Jerusalim noted that energy and financials have the greatest influence on the value index. The combination of rising interest rates and improving supply fundamentals for energy “gives a rational boost to those cyclical value sectors.”

Some growth stocks, meanwhile, were exposed. However, the run-up early in the pandemic wasn’t a “big technology bubble 2.0,” Jerusalim said. Companies such as Apple, Microsoft and Shopify saw some expansion in their price-to-earnings multiples, but it was the hype around “low-quality, fantasy securities” that led to the sell-off in growth early this year.

Jerusalim said the market correction is “healthy,” and that rising rates naturally have a downward influence on expensive multiples, as future cash flows are worth less.

So how should investors approach growth stocks now?

“The key now is to sort through the technology and growth company carnage and seek out the highest-quality companies that have been tossed out with the proverbial bathwater to find the companies that can rise from the ashes and become the next 10-bagger,” Jerusalim said.

There are “great” growth companies with very good underlying metrics that are now trading at valuations comparable to traditional value stocks, he noted.

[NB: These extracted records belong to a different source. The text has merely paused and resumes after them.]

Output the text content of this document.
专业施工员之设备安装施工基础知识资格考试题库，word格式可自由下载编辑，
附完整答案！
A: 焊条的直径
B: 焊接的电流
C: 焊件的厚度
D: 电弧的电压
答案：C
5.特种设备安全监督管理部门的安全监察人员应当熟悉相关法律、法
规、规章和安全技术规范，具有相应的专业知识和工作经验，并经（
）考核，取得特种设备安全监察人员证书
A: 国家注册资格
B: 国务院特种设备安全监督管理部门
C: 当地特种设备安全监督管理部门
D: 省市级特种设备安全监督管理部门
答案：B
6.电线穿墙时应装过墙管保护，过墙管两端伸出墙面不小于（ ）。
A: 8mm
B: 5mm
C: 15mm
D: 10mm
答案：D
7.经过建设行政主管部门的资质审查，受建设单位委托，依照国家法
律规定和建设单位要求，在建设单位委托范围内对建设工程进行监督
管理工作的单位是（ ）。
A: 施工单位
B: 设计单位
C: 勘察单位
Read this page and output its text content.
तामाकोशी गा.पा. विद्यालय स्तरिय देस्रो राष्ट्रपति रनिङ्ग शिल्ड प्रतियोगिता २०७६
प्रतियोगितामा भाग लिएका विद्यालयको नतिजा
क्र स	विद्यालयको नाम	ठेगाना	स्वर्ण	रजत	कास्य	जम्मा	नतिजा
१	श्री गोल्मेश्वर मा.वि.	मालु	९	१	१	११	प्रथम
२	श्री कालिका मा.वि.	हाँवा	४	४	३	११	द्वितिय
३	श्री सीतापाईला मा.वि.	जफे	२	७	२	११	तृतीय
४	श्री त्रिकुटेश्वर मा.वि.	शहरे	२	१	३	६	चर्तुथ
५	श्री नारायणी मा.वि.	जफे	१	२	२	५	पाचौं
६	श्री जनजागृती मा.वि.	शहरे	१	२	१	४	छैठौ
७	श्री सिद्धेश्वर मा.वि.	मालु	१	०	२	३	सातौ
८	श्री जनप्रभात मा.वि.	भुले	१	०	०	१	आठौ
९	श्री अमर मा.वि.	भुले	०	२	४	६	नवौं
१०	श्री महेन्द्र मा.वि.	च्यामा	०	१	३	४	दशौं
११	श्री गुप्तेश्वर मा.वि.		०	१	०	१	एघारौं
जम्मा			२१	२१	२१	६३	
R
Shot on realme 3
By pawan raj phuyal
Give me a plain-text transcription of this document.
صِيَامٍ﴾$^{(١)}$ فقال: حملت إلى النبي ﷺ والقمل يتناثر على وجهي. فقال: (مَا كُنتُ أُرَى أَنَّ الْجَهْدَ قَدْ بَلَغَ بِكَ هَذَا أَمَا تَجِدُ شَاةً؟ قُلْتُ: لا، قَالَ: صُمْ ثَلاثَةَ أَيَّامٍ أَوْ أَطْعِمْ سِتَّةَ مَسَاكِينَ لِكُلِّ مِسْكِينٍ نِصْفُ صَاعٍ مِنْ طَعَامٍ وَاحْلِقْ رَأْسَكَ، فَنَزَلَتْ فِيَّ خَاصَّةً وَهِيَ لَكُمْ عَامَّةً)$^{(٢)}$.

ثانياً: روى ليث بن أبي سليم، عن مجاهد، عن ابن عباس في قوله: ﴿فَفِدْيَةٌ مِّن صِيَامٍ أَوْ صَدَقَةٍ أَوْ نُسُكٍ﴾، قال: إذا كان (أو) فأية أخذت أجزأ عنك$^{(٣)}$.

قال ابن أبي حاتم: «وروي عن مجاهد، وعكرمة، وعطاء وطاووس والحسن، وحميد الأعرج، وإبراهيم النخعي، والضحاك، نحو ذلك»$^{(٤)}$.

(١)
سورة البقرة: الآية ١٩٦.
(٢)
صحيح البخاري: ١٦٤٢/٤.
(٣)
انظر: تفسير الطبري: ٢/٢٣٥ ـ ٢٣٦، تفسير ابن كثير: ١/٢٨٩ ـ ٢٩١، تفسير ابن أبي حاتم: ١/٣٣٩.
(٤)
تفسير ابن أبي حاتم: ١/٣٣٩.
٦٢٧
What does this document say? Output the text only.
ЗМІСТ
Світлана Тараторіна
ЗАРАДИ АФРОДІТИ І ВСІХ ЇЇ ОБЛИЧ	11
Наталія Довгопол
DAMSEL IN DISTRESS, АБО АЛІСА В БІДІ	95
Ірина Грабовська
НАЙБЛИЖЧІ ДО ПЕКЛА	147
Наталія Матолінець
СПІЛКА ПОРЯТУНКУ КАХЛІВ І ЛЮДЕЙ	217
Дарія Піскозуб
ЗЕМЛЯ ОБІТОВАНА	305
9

The current situation gives growth investors “chances to win” if those premium multiples ever return and if there is confidence in the quality of the business model and the subsequent growth and earnings, he added.

“Remember, a great company like Amazon had to endure four different 50% drawdowns, plus one 90% drawdown, on its journey to a trillion-dollar company,” he said. “While growth investing isn’t for the faint of heart, it can be incredibly rewarding when done with discipline and conviction.”